Artículos

18.10.17

Dinero y política en Uruguay

(El Observador) Cuando las empresas del Estado son utilizadas como trampolín de las carreras políticas no sólo se generan incentivos para el derroche sino que, además, el partido de gobierno adquiere una ventaja extraordinaria sobre sus rivales.
Por Adolfo Garcé

(El Observador) 

Sigue avanzando rápidamente el trámite legislativo del proyecto de ley sobre financiamiento de los partidos políticos. La norma fue elaborada por una comisión especial del Senado, integrada por los cuatro partidos con representación en esta cámara, creada a instancias del Frente Amplio en junio del año pasado. No solamente es una iniciativa oportuna dada la creciente importancia del dinero en la política. Además, en términos sustantivos, incorpora cambios muy significativos, que vuelven a colocar a Uruguay en la trocha de su mejor tradición en la materia: la del financiamiento público de la competencia electoral.

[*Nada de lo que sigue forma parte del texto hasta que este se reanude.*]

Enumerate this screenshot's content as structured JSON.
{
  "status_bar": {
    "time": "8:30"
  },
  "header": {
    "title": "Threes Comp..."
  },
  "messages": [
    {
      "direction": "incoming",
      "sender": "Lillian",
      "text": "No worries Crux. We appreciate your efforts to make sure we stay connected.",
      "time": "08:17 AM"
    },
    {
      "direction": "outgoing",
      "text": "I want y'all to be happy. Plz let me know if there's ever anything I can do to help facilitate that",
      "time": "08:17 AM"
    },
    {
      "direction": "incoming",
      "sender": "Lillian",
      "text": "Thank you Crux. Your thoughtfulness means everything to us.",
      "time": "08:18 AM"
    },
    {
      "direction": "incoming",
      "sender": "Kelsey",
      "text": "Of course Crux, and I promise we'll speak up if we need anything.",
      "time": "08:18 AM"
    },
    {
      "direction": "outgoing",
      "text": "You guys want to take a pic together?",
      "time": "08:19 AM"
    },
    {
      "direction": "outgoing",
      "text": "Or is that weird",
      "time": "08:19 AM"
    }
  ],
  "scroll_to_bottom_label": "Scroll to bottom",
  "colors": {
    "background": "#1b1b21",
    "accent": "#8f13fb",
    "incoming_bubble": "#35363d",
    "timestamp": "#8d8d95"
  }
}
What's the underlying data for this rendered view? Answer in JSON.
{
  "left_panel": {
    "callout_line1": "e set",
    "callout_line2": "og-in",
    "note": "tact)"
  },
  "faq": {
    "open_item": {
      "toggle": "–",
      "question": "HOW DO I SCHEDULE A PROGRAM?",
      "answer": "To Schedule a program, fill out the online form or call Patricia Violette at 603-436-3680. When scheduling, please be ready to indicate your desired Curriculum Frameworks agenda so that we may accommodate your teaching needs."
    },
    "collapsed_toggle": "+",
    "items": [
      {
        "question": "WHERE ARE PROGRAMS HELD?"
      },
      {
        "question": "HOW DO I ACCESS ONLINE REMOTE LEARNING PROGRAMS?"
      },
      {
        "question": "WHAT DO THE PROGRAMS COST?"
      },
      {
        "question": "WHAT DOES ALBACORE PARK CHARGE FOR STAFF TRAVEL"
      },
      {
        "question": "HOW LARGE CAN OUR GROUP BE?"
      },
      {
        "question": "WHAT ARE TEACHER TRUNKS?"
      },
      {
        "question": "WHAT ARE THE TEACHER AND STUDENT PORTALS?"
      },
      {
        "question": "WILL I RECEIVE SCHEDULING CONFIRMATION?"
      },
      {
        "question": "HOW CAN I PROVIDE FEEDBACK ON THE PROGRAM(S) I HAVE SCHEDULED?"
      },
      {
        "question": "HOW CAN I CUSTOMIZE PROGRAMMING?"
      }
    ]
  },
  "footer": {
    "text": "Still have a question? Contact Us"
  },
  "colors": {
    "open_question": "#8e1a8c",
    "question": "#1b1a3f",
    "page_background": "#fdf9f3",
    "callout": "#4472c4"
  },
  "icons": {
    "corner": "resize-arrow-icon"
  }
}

La oportunidad del proyecto está fuera de discusión. Como es obvio dado el contexto internacional y regional, el vínculo entre dinero y política se ha convertido en un problema de extraordinaria relevancia para las democracias modernas. Un millonario llegó a la presidencia de EEUU y se entretiene jugando con fuego en los estrechos límites a la discrecionalidad fijados por las instituciones diseñadas hace más de doscientos años por los “padres fundadores”. En la región, el vínculo entre dinero y política destruyó en tiempo récord la legitimidad de la democracia brasileña. En Argentina y Chile han estallado durante los últimos años escándalos vinculados al financiamiento de la política. Pero, como todo lo que pasa en el mundo también pasa en Uruguay, en nuestro país también hay problemas serios. Como en otros países, son de carácter estructural y requieren en consecuencia innovaciones institucionales.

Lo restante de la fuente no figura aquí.